Jubilus Bernhardi
das hohe lied des bernhard von clairvaux




Konzerte:

14. Juni 2003
Kloster Walkenried/Harz

15. Juni 2003
Kloster Bronnbach/Tauber

21. Juni 2003
Klosterkirche Maulbronn

16. August 2003
Kloster Himmerod/Eifel 

19. August 2007
Abteikirche Lichtenthal/
Baden-Baden

8. November 2007
Tage Alter Musik Herne

4. April 2008
Stiftskirche Stuttgart

29. Juni 2008
Hohenloher Kultursommer

Klosterkirche Kleincomburg

18. September 2010
St. Johannes Tübingen

19. September 2010
Abteikirche Kamp

21. Mai 2011
Abteikirche Essen-Werden

Bernhard von Clairvaux, Kirchenlehrer und Mystiker, gestorben am 20.8.1153 im von ihm gegründeten Kloster Clairvaux, war zweifelsohne eine der einflussreichsten Persönlichkeiten des Mittelalters. Er gewann durch diplomatisches Geschick, schriftstellerische Gewandtheit und glänzende Rednergabe als Ratgeber der Großen, der Bischöfe, Fürsten und Päpste beherrschenden Einfluss auf sein Zeitalter. Darüber hinaus trug er maßgeblich zur Verbreitung des noch jungen Zisterzienserordens bei, dem er selbst angehörte, und der die Kultivierung Mitteleuropas  entscheidend mitgeprägt hat. 

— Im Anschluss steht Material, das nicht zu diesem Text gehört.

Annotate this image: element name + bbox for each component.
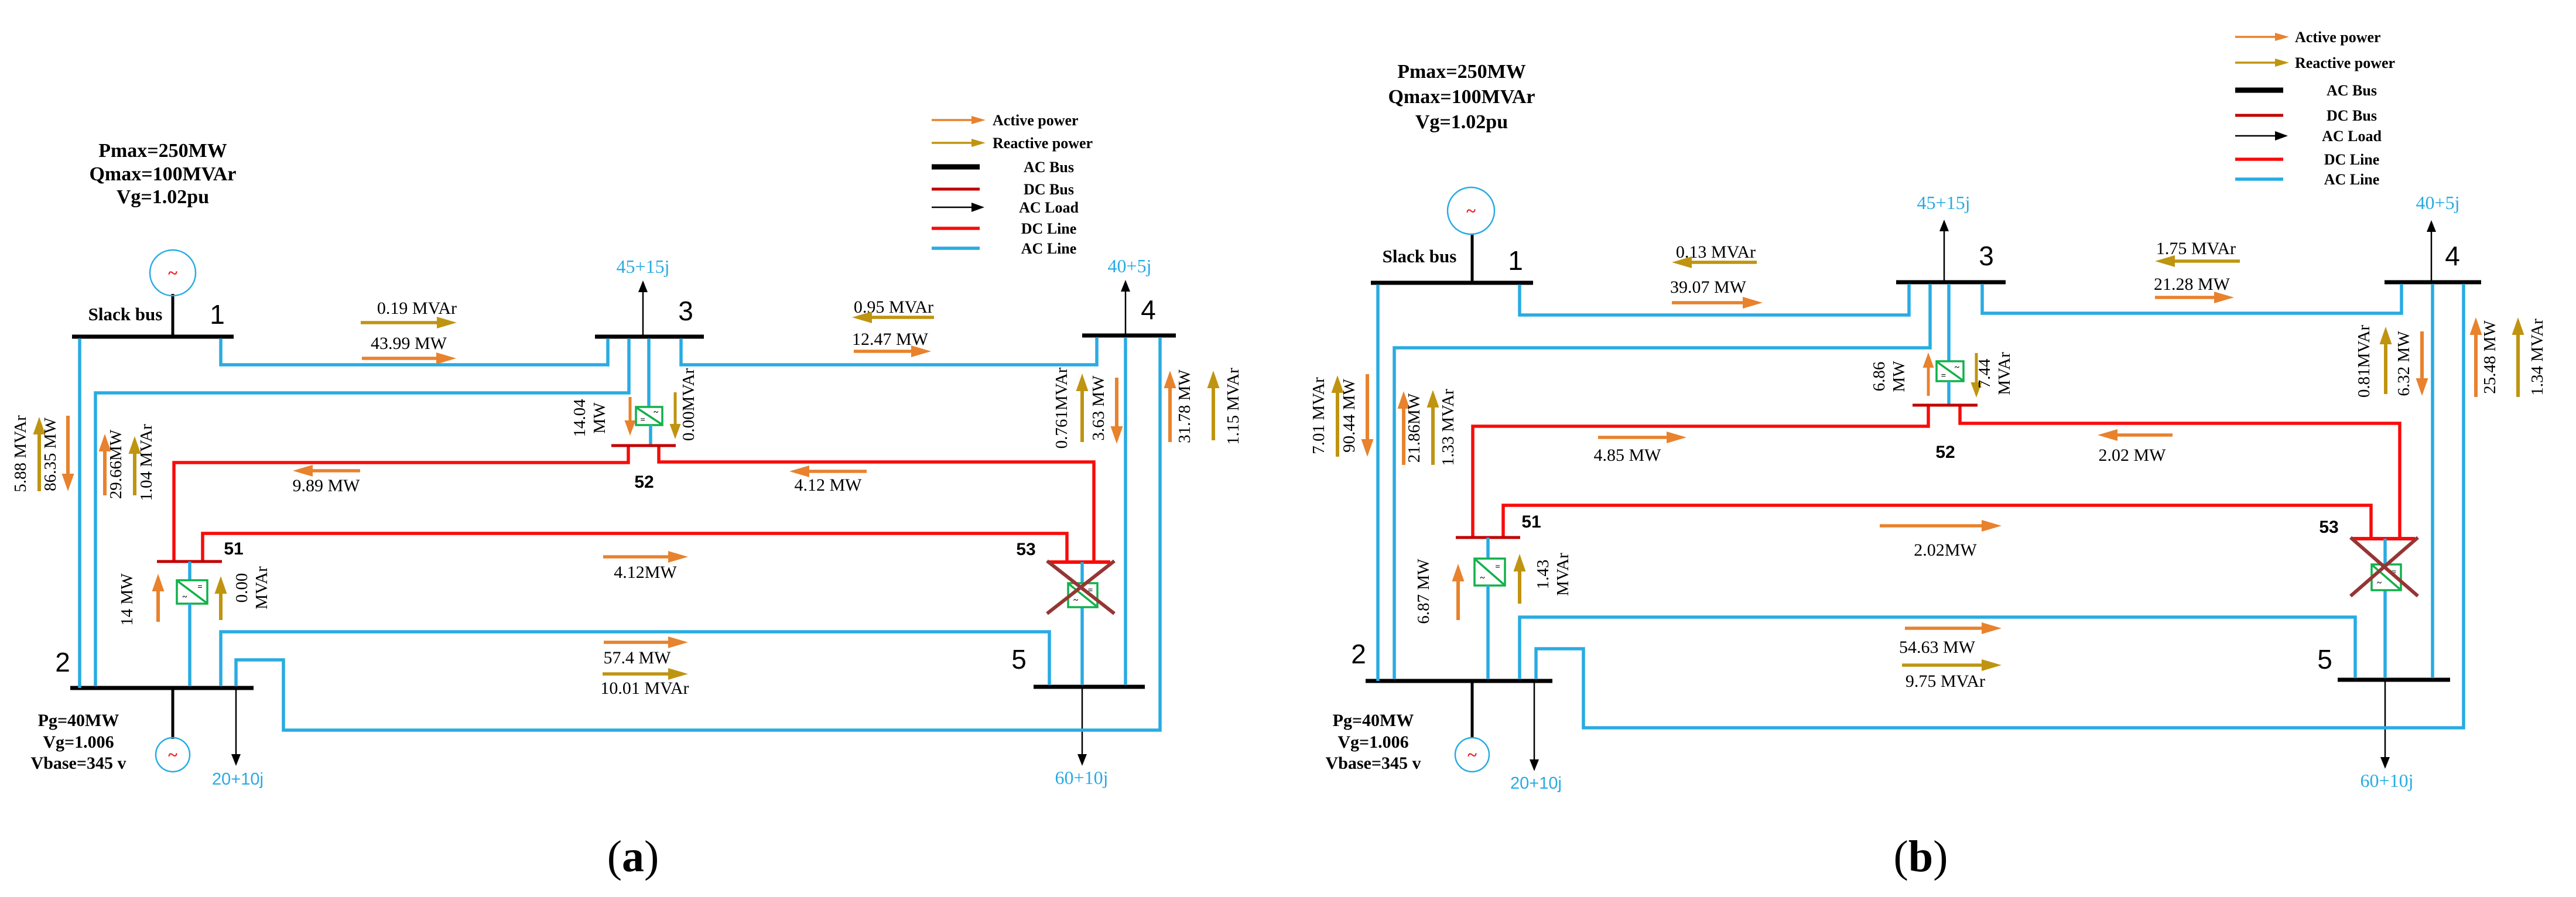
svg-text:Qmax=100MVAr: Qmax=100MVAr [1388, 86, 1535, 108]
svg-text:53: 53 [2319, 518, 2338, 537]
AC load at bus 3 (b) [1939, 220, 1949, 282]
svg-text:90.44 MW: 90.44 MW [1340, 379, 1359, 453]
active power arrow 4.12MW 51-53 (a) [603, 551, 688, 563]
AC bus 3 (a) [595, 335, 704, 339]
svg-text:=: = [197, 583, 203, 592]
DC bus 51 (b) [1456, 536, 1520, 539]
svg-text:~: ~ [1466, 201, 1476, 221]
AC line 2-5 (a) [221, 632, 1049, 686]
svg-text:20+10j: 20+10j [1510, 774, 1562, 793]
AC line 4-5 (b) [2431, 284, 2434, 678]
legend AC Bus swatch (b) [2235, 88, 2283, 93]
svg-text:AC Bus: AC Bus [1024, 159, 1074, 176]
generator G2 (b) [1455, 738, 1489, 772]
svg-text:MVAr: MVAr [1995, 352, 2014, 395]
svg-text:51: 51 [1521, 512, 1541, 532]
AC load at bus 2 (b) [1530, 681, 1539, 771]
svg-text:~: ~ [654, 408, 658, 417]
svg-text:1.43: 1.43 [1534, 560, 1552, 590]
svg-text:AC Load: AC Load [2322, 128, 2382, 145]
reactive power arrow 0.00 MVAr (a) [215, 576, 227, 620]
reactive power arrow 9.75 MVAr (b) [1902, 659, 2002, 671]
legend AC Bus swatch (a) [932, 165, 980, 170]
active power arrow 57.4 MW (a) [604, 636, 688, 648]
svg-text:60+10j: 60+10j [1055, 767, 1109, 788]
svg-text:14.04: 14.04 [570, 399, 589, 437]
DC line 51-52 (a) [174, 447, 628, 560]
svg-text:4.12MW: 4.12MW [614, 563, 677, 582]
svg-text:9.75 MVAr: 9.75 MVAr [1906, 672, 1985, 691]
svg-text:14 MW: 14 MW [118, 573, 136, 626]
active power arrow 9.89 MW (a) [293, 465, 360, 477]
reactive power arrow 0.95 MVAr (a) [852, 311, 934, 323]
generator G1 lead wire (b) [1471, 234, 1474, 285]
svg-text:DC Line: DC Line [2324, 151, 2380, 168]
svg-text:(a): (a) [607, 832, 659, 881]
svg-text:~: ~ [168, 745, 177, 765]
svg-text:DC Bus: DC Bus [2327, 107, 2377, 124]
active power arrow 90.44 MW (b) [1361, 374, 1374, 457]
legend AC Line swatch (b) [2235, 177, 2283, 181]
generator G2 (a) [156, 738, 190, 772]
AC line 1-3 (a) [221, 338, 608, 365]
AC bus 5 (a) [1034, 685, 1145, 689]
DC line 51-52 (b) [1473, 406, 1928, 536]
svg-text:5: 5 [2317, 644, 2332, 675]
DC bus 52 (b) [1913, 404, 1978, 407]
reactive power arrow 7.01 MVAr (b) [1332, 375, 1344, 457]
active power value 6.86 MW (b) [1870, 361, 1908, 392]
active power arrow 39.07 MW (b) [1672, 297, 1763, 309]
DC bus 52 (a) [611, 444, 676, 447]
svg-text:57.4 MW: 57.4 MW [604, 648, 672, 667]
svg-text:Slack bus: Slack bus [1383, 246, 1457, 266]
AC load at bus 5 (a) [1077, 687, 1087, 766]
active power arrow 4.12 MW 52-53 (a) [789, 465, 867, 477]
svg-text:2.02MW: 2.02MW [1914, 540, 1977, 560]
svg-text:4: 4 [2445, 241, 2460, 271]
AC line 3-4 (b) [1982, 284, 2401, 313]
svg-text:40+5j: 40+5j [1108, 255, 1152, 276]
legend Active power arrow (a) [932, 116, 986, 124]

Bernhard gilt als der Begründer der mittelalterlichen Christusmystik. Im Mittelpunkt des Programms steht der als "Jubilus Bernhardi" bekannte Hymnus Jesu dulcis memoria, der zu den zahlreichen Bernhard von Clairvaux zugeschriebenen Dichtungen gehört. Wie in keinem anderen Text sind die wesentlichen Aspekte der Mystik Bernhards hier in knappe Worte gefasst. Die fantasievolle Bearbeitung der 35 Strophen des Hymnus' stellt ein Kompendium der Improvisationskunst des 12. Jahrhunderts dar. 

Neben Kompositionen der frühen Mehrstimmigkeit aus dem Codex Las Huelgas bietet das Programm Gregorianische Responsorien über Texte des Hohenliedes. Diese Gesänge waren von Anfang an Bestandteil der zisterziensischen Liturgie und finden sich schon im von Bernhard von Clairvaux selbst in Auftrag gegebenen Graduale aus Morimond. Als Quellen der Gesänge dienten die mittelalterlichen Choralhandschriften des Zisterzienserinnen-Klosters Lichtenthal (Baden-Baden), die in der Badische Landesbibliothek in Karlsruhe aufbewart werden, sowie die Choralbücher des ehemaligen Klosters Salem/Bodensee (UB Heidelberg).